Step 2: Add the Microsoft Graph Bicep extension
At the beginning of your Bicep template, you need to add the Microsoft Graph Bicep extension. This is done by adding the following line:
// Use the Microsoft Graph Bicep extension to work with Entra ID resources
extension microsoftGraphV1
Step 3: Reference the existing service principal resource
You can use the existing Microsoft.Graph/servicePrincipals@v1.0 resource that has the appId
property set to the GUID of the Azure Machine Learning
Enterprise Application.
// The Service Principal of the Azure Machine Learning service.
resource azureMachineLearningServicePrincipal 'Microsoft.Graph/servicePrincipals@v1.0' existing = {
appId: '0736f41a-0425-4b46-bdb5-1563eff02385' // Azure Machine Learning service principal
}
If you don’t know the
appId
of the Enterprise Application you want to assign, you can find it in the Azure portal by going toMicrosoft Entra ID
>Enterprise applications
and searching forAzure Machine Learning
. TheappId
is theApplication ID
of the Enterprise Application.

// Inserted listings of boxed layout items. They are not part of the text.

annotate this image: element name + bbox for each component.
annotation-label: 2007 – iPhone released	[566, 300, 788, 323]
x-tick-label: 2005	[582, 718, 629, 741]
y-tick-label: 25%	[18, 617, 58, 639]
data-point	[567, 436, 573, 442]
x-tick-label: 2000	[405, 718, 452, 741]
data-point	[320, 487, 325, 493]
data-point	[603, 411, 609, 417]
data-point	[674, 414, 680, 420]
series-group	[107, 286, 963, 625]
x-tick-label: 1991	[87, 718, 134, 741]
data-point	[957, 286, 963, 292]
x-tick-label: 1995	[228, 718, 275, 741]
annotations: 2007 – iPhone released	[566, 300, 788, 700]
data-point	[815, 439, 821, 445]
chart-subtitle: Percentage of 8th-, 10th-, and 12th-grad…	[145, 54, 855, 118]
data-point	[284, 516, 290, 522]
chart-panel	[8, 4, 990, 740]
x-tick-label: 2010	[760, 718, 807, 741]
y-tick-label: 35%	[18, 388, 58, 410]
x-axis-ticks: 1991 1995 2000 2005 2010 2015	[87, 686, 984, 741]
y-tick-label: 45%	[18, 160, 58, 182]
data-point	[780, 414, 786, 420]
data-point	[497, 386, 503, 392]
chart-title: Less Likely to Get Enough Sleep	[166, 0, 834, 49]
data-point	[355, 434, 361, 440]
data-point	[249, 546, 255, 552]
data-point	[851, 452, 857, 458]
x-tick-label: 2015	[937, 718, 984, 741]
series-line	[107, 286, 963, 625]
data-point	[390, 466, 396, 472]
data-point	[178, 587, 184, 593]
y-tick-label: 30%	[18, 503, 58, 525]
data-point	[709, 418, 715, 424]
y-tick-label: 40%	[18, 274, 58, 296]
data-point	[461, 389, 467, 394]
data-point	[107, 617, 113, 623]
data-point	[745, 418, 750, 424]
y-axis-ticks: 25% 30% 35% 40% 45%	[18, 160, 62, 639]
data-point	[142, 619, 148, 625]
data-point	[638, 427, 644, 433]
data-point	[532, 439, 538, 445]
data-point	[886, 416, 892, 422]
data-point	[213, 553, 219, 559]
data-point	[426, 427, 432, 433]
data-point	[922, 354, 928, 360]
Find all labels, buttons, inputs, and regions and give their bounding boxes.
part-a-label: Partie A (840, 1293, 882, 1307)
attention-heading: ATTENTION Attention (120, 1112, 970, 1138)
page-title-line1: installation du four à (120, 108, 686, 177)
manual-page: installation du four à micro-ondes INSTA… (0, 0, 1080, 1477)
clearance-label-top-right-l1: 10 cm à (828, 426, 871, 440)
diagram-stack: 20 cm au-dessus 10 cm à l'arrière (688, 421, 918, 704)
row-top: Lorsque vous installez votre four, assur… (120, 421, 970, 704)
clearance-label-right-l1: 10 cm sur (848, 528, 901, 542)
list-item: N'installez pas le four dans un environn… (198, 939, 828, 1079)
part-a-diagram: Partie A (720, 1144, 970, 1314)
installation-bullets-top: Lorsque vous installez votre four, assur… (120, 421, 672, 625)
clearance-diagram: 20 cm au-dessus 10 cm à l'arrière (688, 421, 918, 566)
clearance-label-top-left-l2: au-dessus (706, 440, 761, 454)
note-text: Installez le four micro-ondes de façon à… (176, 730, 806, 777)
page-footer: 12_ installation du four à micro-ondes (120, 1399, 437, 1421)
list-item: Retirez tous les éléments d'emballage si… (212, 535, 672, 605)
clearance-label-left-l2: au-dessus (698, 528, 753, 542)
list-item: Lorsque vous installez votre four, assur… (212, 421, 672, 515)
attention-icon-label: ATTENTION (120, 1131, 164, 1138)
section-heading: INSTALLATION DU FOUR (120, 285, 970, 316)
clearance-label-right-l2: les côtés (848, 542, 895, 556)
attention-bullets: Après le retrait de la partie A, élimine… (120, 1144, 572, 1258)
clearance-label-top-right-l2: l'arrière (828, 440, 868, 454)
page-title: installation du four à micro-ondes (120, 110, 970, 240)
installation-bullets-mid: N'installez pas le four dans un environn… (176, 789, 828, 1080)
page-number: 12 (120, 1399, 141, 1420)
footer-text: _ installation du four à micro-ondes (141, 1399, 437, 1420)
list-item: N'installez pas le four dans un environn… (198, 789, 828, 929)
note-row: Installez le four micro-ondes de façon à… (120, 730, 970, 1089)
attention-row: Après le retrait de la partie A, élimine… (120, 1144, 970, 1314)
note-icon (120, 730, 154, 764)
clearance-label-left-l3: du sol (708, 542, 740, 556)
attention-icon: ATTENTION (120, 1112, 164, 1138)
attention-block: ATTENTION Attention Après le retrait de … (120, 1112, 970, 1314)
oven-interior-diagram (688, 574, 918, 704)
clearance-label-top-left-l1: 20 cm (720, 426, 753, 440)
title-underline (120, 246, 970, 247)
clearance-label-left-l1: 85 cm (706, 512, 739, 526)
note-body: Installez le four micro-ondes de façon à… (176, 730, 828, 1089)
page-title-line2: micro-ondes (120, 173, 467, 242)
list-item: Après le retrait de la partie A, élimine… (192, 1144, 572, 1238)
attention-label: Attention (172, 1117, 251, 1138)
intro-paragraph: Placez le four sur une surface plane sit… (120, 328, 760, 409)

You might need to remove theApplication type == Enterprise Applications
filter to see theAzure Machine Learning
Enterprise Application in the list.

Step 4: Create the role assignment
Once the azureMachineLearningServicePrincipal
resource is available to your Bicep template, you can use the id
property of the service principal to assign the reader
role to the resource for the Enterprise Application. In this example, I’m using assigning the reader
role to an existing Azure AI Search
service, but you can assign it to any role to any resource, existing or being created in the template.
// The existing Azure AI Search service (can be a new or existing resource).
resource azureAiSearch 'Microsoft.Search/searchServices@2025-02-01-preview' existing = {
name: 'my-azure-ai-search'
}
// The role assignment for the Azure AI Search service to grant reader role to Azure Machine Learning.
resource roleAssignment 'Microsoft.Authorization/roleAssignments@2020-04-01-preview' = {
name: guid(subscription().subscriptionId, azureAiSearch.id, 'acdd72a7-3385-48ef-bd42-f606fba81ae7' )
scope: azureAiSearch
properties: {
principalType: 'ServicePrincipal'
principalId: azureMachineLearningServicePrincipal.id
roleDefinitionId: 'acdd72a7-3385-48ef-bd42-f606fba81ae7' // Role definition ID for Reader role
}
}
The complete Bicep template
The complete Bicep template looks like this:
// Use the Microsoft Graph Bicep extension to work with Entra ID resources
extension microsoftGraphV1
// The Service Principal of the Azure Machine Learning service.
resource azureMachineLearningServicePrincipal 'Microsoft.Graph/servicePrincipals@v1.0' existing = {
appId: '0736f41a-0425-4b46-bdb5-1563eff02385' // Azure Machine Learning service principal
}
// The existing Azure AI Search service (can be a new or existing resource).
resource azureAiSearch 'Microsoft.Search/searchServices@2025-02-01-preview' existing = {
name: 'my-azure-ai-search'
}
// The role assignment for the Azure AI Search service to grant reader role to Azure Machine Learning.
resource roleAssignment 'Microsoft.Authorization/roleAssignments@2020-04-01-preview' = {
name: guid(subscription().subscriptionId, azureAiSearch.id, 'acdd72a7-3385-48ef-bd42-f606fba81ae7' )
scope: azureAiSearch
properties: {
principalType: 'ServicePrincipal'
principalId: azureMachineLearningServicePrincipal.id
roleDefinitionId: 'acdd72a7-3385-48ef-bd42-f606fba81ae7' // Role definition ID for Reader role
}
}
You can find the Github Gist containing the code above here.
To see the entire complete process in action, check out the Bicep for the Azure AI Foundry Jumpstart.
Conclusion
In this post, I showed you how to assign the reader
role to the service principal for the Azure Machine Learning
Enterprise Application using Bicep. This is a common scenario deploying services in Azure that are consumed by multi-tenant applications (such as Azure Machine Learning). Using experiemental features in production enviornments is generally not recommended, but hopefully the extensions feature of Bicep will be available in a stable release soon. So keep an eye out for that!